Stardust victims’ families to pull out of inquiry

Relatives of those killed in 1981 fire say they cannot co-operate with new investigation

 The aftermath of the Stardust fire in Dublin on February 14th, 1981. Photograph: Tom Lawlor

The aftermath of the Stardust fire in Dublin on February 14th, 1981. Photograph: Tom Lawlor

 

The families of the Stardust victims say they are pulling out of an inquiry into the circumstances surrounding the 1981 fire and subsequent investigations into it.

The Cabinet agreed on Tuesday to appoint retired judge Mr Justice Patrick McCartan to assess evidence the families say they have gathered since 2008 pointing to the cause of the fire.

The appointment followed a long campaign by the families to have the matter reopened and came as a compromise response to a motion brought forward by Independent TD Tommy Broughan in January calling for a new inquiry into the fire.

Forty-eight young people died in the fire in the Stardust nightclub in Artane, Dublin, on the night of February 13th-14th, 1981.

Most of the victims came from the nearby areas of Coolock, Kilmore and Finglas, while others came from Ringsend, as well as from Kells, Co Meath, Derry and Belfast.

The families initially welcomed the appointment of Mr Justice McCartan, saying he was an independent figure they could trust.

Last night, however, they said they could not co-operate with the process as they had not been guaranteed funding for legal representation during the process or that their past costs of more than €400,000 would be covered.

They also want sight of the terms of reference before the process begins, they said.

“We have been shown no decency,” said Antoinette Keegan, a member of the Stardust Families and Victims Committee.

“We have been treated too badly over the years to be expected to just take part in this process on trust. Would you go in front of a judge without legal representation?”

1982 inquiry

A Tribunal of Inquiry, chaired by Mr Justice Ronan Keane, reported in June 1982 and found the fire had “probably” been started maliciously and most likely began on a seat in the west alcove of the ballroom.

The families had always rejected the finding of arson and argued sightings of the flames through the roof of the Stardust up to 20 minutes before they were seen inside indicated the fire had started in the roof space.

They say the map of the Stardust, drawn by a Garda mapper after the fire, was flawed and that this led to a series of mistakes and misunderstandings that led the tribunal away from correct findings.

A review by then senior counsel Paul Coffey in 2008 concluded that the arson finding was unsafe and recommended this be corrected.
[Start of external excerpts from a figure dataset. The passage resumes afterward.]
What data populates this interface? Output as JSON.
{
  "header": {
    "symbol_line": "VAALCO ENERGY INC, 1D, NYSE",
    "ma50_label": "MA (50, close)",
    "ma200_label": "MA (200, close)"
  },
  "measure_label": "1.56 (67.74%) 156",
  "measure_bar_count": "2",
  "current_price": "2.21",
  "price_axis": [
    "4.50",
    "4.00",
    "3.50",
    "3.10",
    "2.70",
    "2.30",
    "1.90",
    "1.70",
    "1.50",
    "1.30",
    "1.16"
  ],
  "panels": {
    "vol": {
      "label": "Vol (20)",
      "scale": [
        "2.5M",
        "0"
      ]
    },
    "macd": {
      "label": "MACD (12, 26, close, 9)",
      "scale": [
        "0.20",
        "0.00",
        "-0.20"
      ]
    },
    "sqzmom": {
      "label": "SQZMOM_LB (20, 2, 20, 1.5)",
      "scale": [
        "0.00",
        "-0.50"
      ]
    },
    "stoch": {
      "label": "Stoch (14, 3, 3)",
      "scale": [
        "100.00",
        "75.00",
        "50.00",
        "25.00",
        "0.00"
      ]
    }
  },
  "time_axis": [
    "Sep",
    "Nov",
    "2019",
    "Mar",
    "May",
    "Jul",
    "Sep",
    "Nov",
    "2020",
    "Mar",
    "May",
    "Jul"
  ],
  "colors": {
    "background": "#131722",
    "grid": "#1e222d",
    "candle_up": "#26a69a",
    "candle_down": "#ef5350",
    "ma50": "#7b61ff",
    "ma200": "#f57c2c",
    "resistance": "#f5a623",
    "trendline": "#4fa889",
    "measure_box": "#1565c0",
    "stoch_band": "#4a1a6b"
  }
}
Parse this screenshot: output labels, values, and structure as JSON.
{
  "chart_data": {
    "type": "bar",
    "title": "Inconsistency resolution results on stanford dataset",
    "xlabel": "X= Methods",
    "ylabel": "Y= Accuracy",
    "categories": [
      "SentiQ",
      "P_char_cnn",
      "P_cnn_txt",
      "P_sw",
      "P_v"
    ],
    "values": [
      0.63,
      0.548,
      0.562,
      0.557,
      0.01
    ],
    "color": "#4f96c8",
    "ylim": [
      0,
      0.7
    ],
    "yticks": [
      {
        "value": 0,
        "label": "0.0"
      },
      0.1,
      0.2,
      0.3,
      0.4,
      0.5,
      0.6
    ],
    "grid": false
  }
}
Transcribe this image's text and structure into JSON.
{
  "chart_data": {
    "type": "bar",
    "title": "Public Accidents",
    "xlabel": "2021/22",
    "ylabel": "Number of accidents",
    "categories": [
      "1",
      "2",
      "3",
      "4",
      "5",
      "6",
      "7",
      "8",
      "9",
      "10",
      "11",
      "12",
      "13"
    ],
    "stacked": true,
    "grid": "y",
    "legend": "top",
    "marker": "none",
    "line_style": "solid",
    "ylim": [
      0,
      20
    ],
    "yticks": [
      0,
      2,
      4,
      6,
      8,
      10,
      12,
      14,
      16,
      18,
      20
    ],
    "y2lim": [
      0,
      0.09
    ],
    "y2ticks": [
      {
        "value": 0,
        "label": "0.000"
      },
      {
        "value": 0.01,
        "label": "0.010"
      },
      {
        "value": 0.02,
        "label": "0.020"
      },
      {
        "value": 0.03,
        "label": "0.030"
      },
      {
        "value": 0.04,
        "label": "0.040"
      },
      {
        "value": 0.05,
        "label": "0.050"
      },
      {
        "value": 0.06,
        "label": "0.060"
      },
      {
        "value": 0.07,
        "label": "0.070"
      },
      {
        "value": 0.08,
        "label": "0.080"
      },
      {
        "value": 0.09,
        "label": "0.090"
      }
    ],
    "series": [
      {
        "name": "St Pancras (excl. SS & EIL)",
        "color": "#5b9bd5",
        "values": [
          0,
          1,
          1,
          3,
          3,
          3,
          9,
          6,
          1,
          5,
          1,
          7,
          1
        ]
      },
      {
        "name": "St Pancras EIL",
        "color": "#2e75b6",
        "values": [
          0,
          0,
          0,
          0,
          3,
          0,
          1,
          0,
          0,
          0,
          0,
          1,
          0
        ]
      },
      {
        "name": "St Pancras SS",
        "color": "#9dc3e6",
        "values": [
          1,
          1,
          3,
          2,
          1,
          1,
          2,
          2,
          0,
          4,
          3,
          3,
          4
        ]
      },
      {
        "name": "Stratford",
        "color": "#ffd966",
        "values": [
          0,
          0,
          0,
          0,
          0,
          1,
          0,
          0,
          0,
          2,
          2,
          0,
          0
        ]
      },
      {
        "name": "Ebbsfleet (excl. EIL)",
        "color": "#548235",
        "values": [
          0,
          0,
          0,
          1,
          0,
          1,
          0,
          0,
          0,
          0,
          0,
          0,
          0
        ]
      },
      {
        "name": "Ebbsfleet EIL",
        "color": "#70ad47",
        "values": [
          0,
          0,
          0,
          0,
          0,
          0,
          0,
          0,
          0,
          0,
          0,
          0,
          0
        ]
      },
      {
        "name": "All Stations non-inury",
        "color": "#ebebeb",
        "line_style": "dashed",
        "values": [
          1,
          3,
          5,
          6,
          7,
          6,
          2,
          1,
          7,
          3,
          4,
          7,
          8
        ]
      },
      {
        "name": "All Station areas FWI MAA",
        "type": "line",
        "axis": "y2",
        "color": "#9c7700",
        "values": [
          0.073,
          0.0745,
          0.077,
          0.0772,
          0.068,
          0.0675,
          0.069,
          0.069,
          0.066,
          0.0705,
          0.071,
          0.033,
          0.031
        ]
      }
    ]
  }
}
A statement in the Dáil to this effect was welcomed by the families.

However, they subsequently obtained a first version of Mr Justice Coffey’s report which they say was “watered down” before publication. They also say it repeated many of the “mistakes” in the Keane review.

A statement last night said it was “with regret the Stardust families have pulled out of the process . . . The families have been informed . . . they are not entitled to have any involvement in the terms of reference . . . [and] past expenses are not being paid.”

A spokesman for the Department of Justice said it would “not be helpful” to comment.

“There is ongoing communication between the department and the Stardust Victims and Relatives Committee on the outstanding issues.

The department is ready and willing to meet with the SVRC again to discuss those issues further, should the Committee wish to avail of it.”

Mr Justice McCartan is said to be anxious to engage with the families and to begin work as soon as possible.